Alternatives considered¶
Don't spec tool_choice; rely on provider-specific extras¶
Rejected. This is the status-quo path — each provider implementation exposes its own mechanism (a kwarg, an extras dict, etc.) for the caller to set the underlying wire field. Loses cross-language consistency (Python's mechanism differs from TypeScript's), loses the ability to validate at the framework layer (each impl re-implements the same validation logic), and breaks the cross-provider portability promise — a pipeline written against the abstract Provider interface can't pin tool-calling behavior without reaching through to a provider-specific surface.
Add tool_choice after the §8.2 Anthropic / §8.3 Gemini follow-ons land¶
Rejected per the Motivation sequencing argument. Retrofitting three §8.X subsections in
lockstep is more error-prone than adding one parameter to complete() before two of them
exist. The marginal cost of adding tool_choice now is small (one parameter, four
discriminated-union variants, three validation rules); the cost of retrofitting later
compounds with each provider already in spec.
Surface a tool_choice_honored flag on Response¶
Rejected. A normalized "did the model honor the constraint" field would require post-hoc
validation against finish_reason / tool_calls, which is observable from those fields
directly. Adding a redundant flag conflates framework-policed contract (which tool_choice
isn't) with provider-quality observation (which is the caller's concern). The §6
transparency principle (surface what the provider returned without re-deriving) argues
against the flag.
Multiple force-specific tools ({type: "tool", names: [X, Y]})¶
Rejected. Allowing multiple forced tools (model must call any one of X or Y) is a plausible-but-unwarranted generalization. None of the three target providers (OpenAI, Anthropic, Gemini) support multi-tool forced-choice on the wire as of 2026-05. A follow-on MAY add it if providers converge on a shape, but the single-tool variant covers the load-bearing use case (routing-node-style guards) and matches existing provider surfaces.

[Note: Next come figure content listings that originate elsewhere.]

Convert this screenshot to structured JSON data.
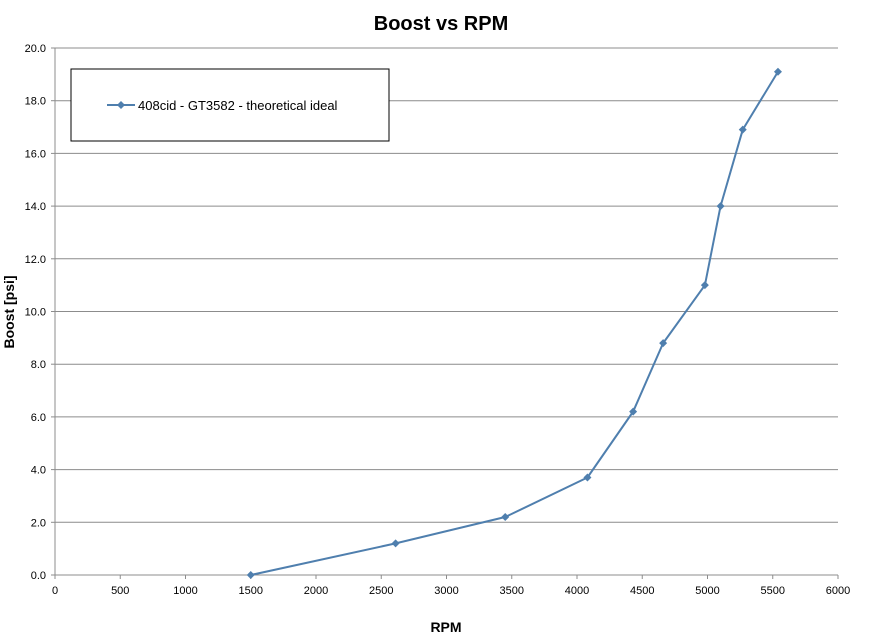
{
  "chart_data": {
    "type": "line",
    "title": "Boost vs RPM",
    "xlabel": "RPM",
    "ylabel": "Boost [psi]",
    "xlim": [
      0,
      6000
    ],
    "ylim": [
      0,
      20
    ],
    "x_ticks": [
      0,
      500,
      1000,
      1500,
      2000,
      2500,
      3000,
      3500,
      4000,
      4500,
      5000,
      5500,
      6000
    ],
    "x_tick_labels": [
      "0",
      "500",
      "1000",
      "1500",
      "2000",
      "2500",
      "3000",
      "3500",
      "4000",
      "4500",
      "5000",
      "5500",
      "6000"
    ],
    "y_ticks": [
      0,
      2,
      4,
      6,
      8,
      10,
      12,
      14,
      16,
      18,
      20
    ],
    "y_tick_labels": [
      "0.0",
      "2.0",
      "4.0",
      "6.0",
      "8.0",
      "10.0",
      "12.0",
      "14.0",
      "16.0",
      "18.0",
      "20.0"
    ],
    "grid": "horizontal",
    "legend_position": "top-left",
    "series": [
      {
        "name": "408cid - GT3582 - theoretical ideal",
        "color": "#4f7fae",
        "marker": "diamond",
        "x": [
          1500,
          2610,
          3450,
          4080,
          4430,
          4660,
          4980,
          5100,
          5270,
          5540
        ],
        "y": [
          0.0,
          1.2,
          2.2,
          3.7,
          6.2,
          8.8,
          11.0,
          14.0,
          16.9,
          19.1
        ]
      }
    ]
  }
}
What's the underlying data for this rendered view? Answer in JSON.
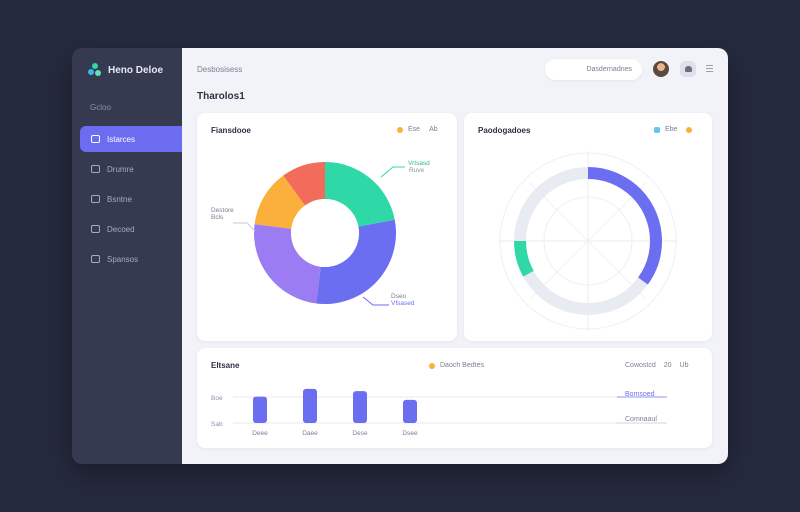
{
  "app": {
    "name": "Heno Deloe"
  },
  "sidebar": {
    "section": "Gcloo",
    "items": [
      {
        "label": "Istarces",
        "active": true
      },
      {
        "label": "Drumre",
        "active": false
      },
      {
        "label": "Bsntne",
        "active": false
      },
      {
        "label": "Decoed",
        "active": false
      },
      {
        "label": "Spansos",
        "active": false
      }
    ]
  },
  "header": {
    "breadcrumb": "Desbosisess",
    "search_placeholder": "Dasdernadnes"
  },
  "page": {
    "title": "Tharolos1"
  },
  "colors": {
    "accent": "#6c6cf1",
    "teal": "#2fd9a7",
    "orange": "#fbb03b",
    "red": "#f26b5b",
    "purple": "#9b7cf2",
    "indigo": "#6b6ef0"
  },
  "donut_card": {
    "title": "Fiansdooe",
    "legend": [
      {
        "label": "Ese",
        "color": "#fbb03b"
      },
      {
        "label": "Ab",
        "color": "#a7abc0"
      }
    ],
    "annotations": {
      "top_right": [
        "Vrtsasd",
        "Ruve"
      ],
      "left": [
        "Destore",
        "Bcls"
      ],
      "bottom_right": [
        "Dseo",
        "Vfsased"
      ]
    },
    "chart_data": {
      "type": "pie",
      "donut": true,
      "segments": [
        {
          "color": "#2fd9a7",
          "value": 22
        },
        {
          "color": "#6b6ef0",
          "value": 30
        },
        {
          "color": "#9b7cf2",
          "value": 25
        },
        {
          "color": "#fbb03b",
          "value": 13
        },
        {
          "color": "#f26b5b",
          "value": 10
        }
      ]
    }
  },
  "radial_card": {
    "title": "Paodogadoes",
    "legend": [
      {
        "label": "Ebe",
        "color": "#62c6f5"
      },
      {
        "label": "",
        "color": "#fbb03b"
      }
    ],
    "chart_data": {
      "type": "radial",
      "segments": [
        {
          "color": "#6b6ef0",
          "value": 0.35
        },
        {
          "color": "#2fd9a7",
          "value": 0.08
        }
      ]
    }
  },
  "bar_card": {
    "title": "Eltsane",
    "legend_center": {
      "label": "Daoch Bedtes",
      "color": "#fbb03b"
    },
    "legend_right": [
      "Cowostcd",
      "20",
      "Ub"
    ],
    "refs": [
      "Bomsoed",
      "Comnaaul"
    ],
    "chart_data": {
      "type": "bar",
      "categories": [
        "Deee",
        "Daee",
        "Dese",
        "Dsee"
      ],
      "values": [
        24,
        31,
        29,
        21
      ],
      "yticks": [
        "Boe",
        "Sab"
      ]
    }
  }
}
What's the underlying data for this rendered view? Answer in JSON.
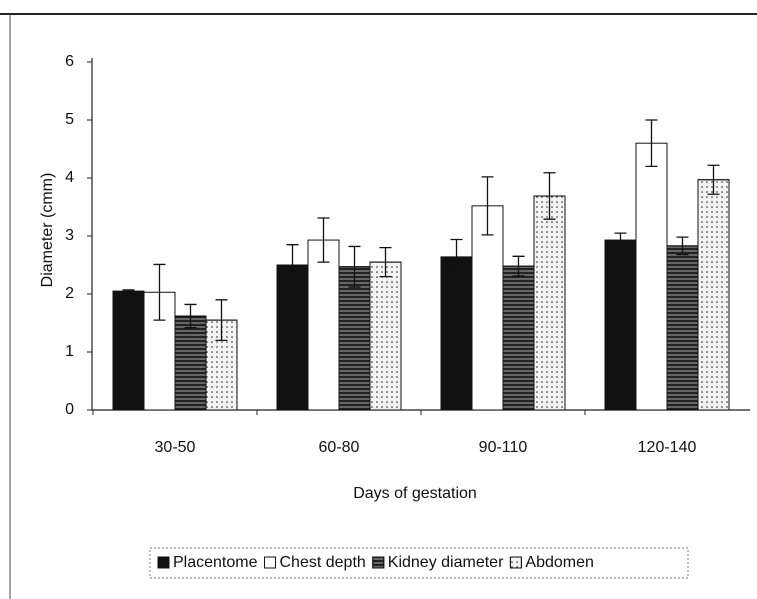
{
  "chart_data": {
    "type": "bar",
    "xlabel": "Days of gestation",
    "ylabel": "Diameter (cmm)",
    "categories": [
      "30-50",
      "60-80",
      "90-110",
      "120-140"
    ],
    "series": [
      {
        "name": "Placentome",
        "color": "#111111",
        "values": [
          2.05,
          2.5,
          2.64,
          2.93
        ],
        "errors": [
          0.02,
          0.35,
          0.3,
          0.12
        ]
      },
      {
        "name": "Chest depth",
        "color": "#ffffff",
        "values": [
          2.03,
          2.93,
          3.52,
          4.6
        ],
        "errors": [
          0.48,
          0.38,
          0.5,
          0.4
        ]
      },
      {
        "name": "Kidney diameter",
        "color": "#666666",
        "values": [
          1.62,
          2.47,
          2.48,
          2.83
        ],
        "errors": [
          0.2,
          0.35,
          0.17,
          0.15
        ]
      },
      {
        "name": "Abdomen",
        "color": "#f4f4f4",
        "values": [
          1.55,
          2.55,
          3.69,
          3.97
        ],
        "errors": [
          0.35,
          0.25,
          0.4,
          0.25
        ]
      }
    ],
    "ylim": [
      0,
      6
    ],
    "yticks": [
      0,
      1,
      2,
      3,
      4,
      5,
      6
    ]
  }
}
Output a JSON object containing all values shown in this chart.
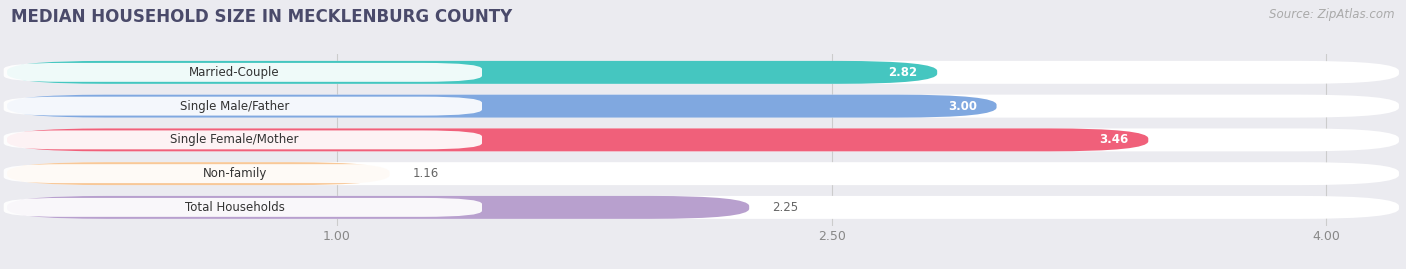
{
  "title": "MEDIAN HOUSEHOLD SIZE IN MECKLENBURG COUNTY",
  "source": "Source: ZipAtlas.com",
  "categories": [
    "Married-Couple",
    "Single Male/Father",
    "Single Female/Mother",
    "Non-family",
    "Total Households"
  ],
  "values": [
    2.82,
    3.0,
    3.46,
    1.16,
    2.25
  ],
  "bar_colors": [
    "#45c6c0",
    "#80a8e0",
    "#f0607a",
    "#f8c898",
    "#b8a0ce"
  ],
  "value_colors": [
    "white",
    "white",
    "white",
    "#777777",
    "#777777"
  ],
  "x_ticks": [
    1.0,
    2.5,
    4.0
  ],
  "x_min": 0.0,
  "x_max": 4.22,
  "title_fontsize": 12,
  "source_fontsize": 8.5,
  "bar_height": 0.68,
  "bar_gap": 0.32,
  "background_color": "#ebebf0"
}
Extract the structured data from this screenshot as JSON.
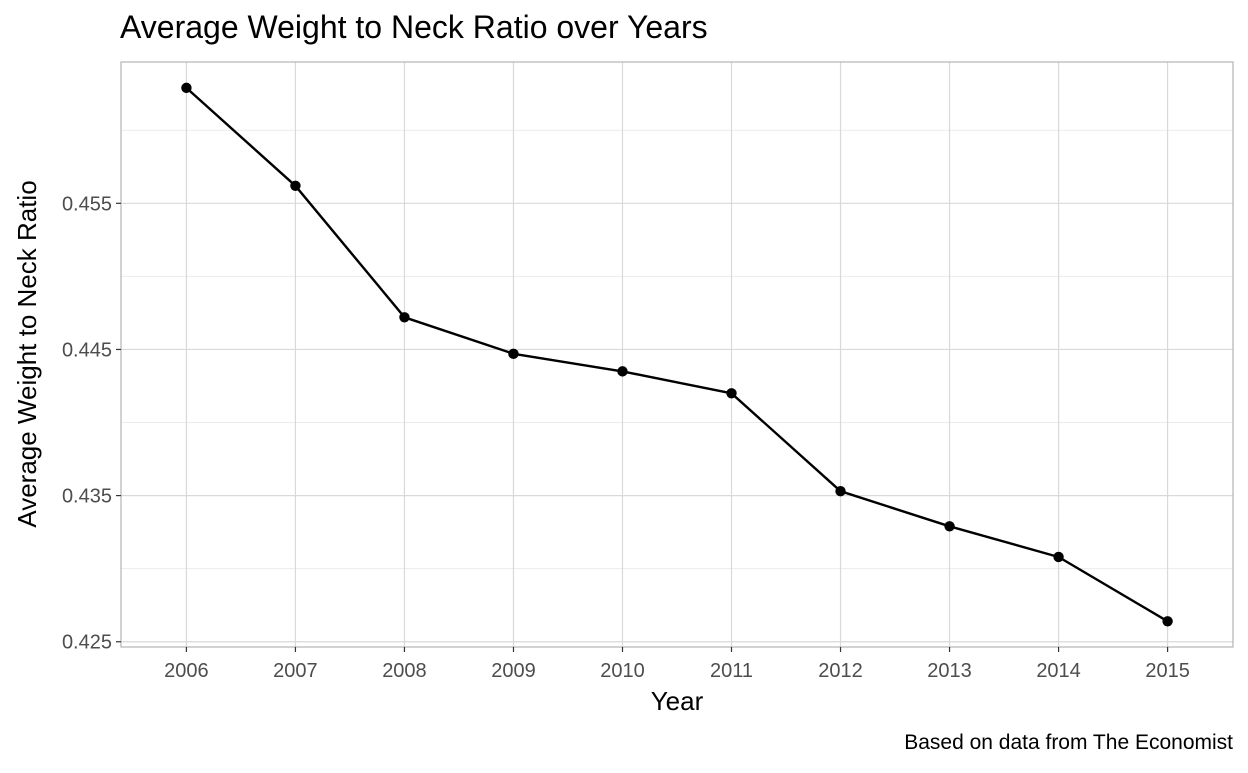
{
  "chart_data": {
    "type": "line",
    "title": "Average Weight to Neck Ratio over Years",
    "xlabel": "Year",
    "ylabel": "Average Weight to Neck Ratio",
    "caption": "Based on data from The Economist",
    "x": [
      2006,
      2007,
      2008,
      2009,
      2010,
      2011,
      2012,
      2013,
      2014,
      2015
    ],
    "y": [
      0.4629,
      0.4562,
      0.4472,
      0.4447,
      0.4435,
      0.442,
      0.4353,
      0.4329,
      0.4308,
      0.4264
    ],
    "x_ticks": [
      "2006",
      "2007",
      "2008",
      "2009",
      "2010",
      "2011",
      "2012",
      "2013",
      "2014",
      "2015"
    ],
    "y_ticks": [
      "0.425",
      "0.435",
      "0.445",
      "0.455"
    ],
    "y_tick_values": [
      0.425,
      0.435,
      0.445,
      0.455
    ],
    "y_minor_values": [
      0.43,
      0.44,
      0.45,
      0.46
    ],
    "xlim": [
      2005.4,
      2015.6
    ],
    "ylim": [
      0.42464,
      0.46467
    ],
    "grid": true,
    "line_color": "#000000",
    "grid_color": "#d9d9d9",
    "minor_grid_color": "#ebebeb",
    "panel_border_color": "#b3b3b3",
    "tick_label_color": "#4d4d4d"
  }
}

A separate force_tool(name) helper instead of a discriminated union¶
Rejected. A helper-style API (complete(..., force_tool="search")) reads ergonomically for
the force-specific case but doesn't compose with the other three modes. The discriminated
union covers all four modes uniformly and the per-language ergonomics layer can still wrap
common cases (e.g., a Python complete(..., tool_choice=force_tool("search")) helper that
constructs the record).
Open questions¶
None at this time. The two questions raised during drafting (force-specific
shape: discriminated-union vs flat; interaction with finish_reason: "error"
responses) were resolved during pre-PR review — the discriminated-union shape
is kept for extensibility, and the "constraint applies to the request; the
response is what the provider sent regardless" framing is the proposal's
position without need of an explicit response-side clause.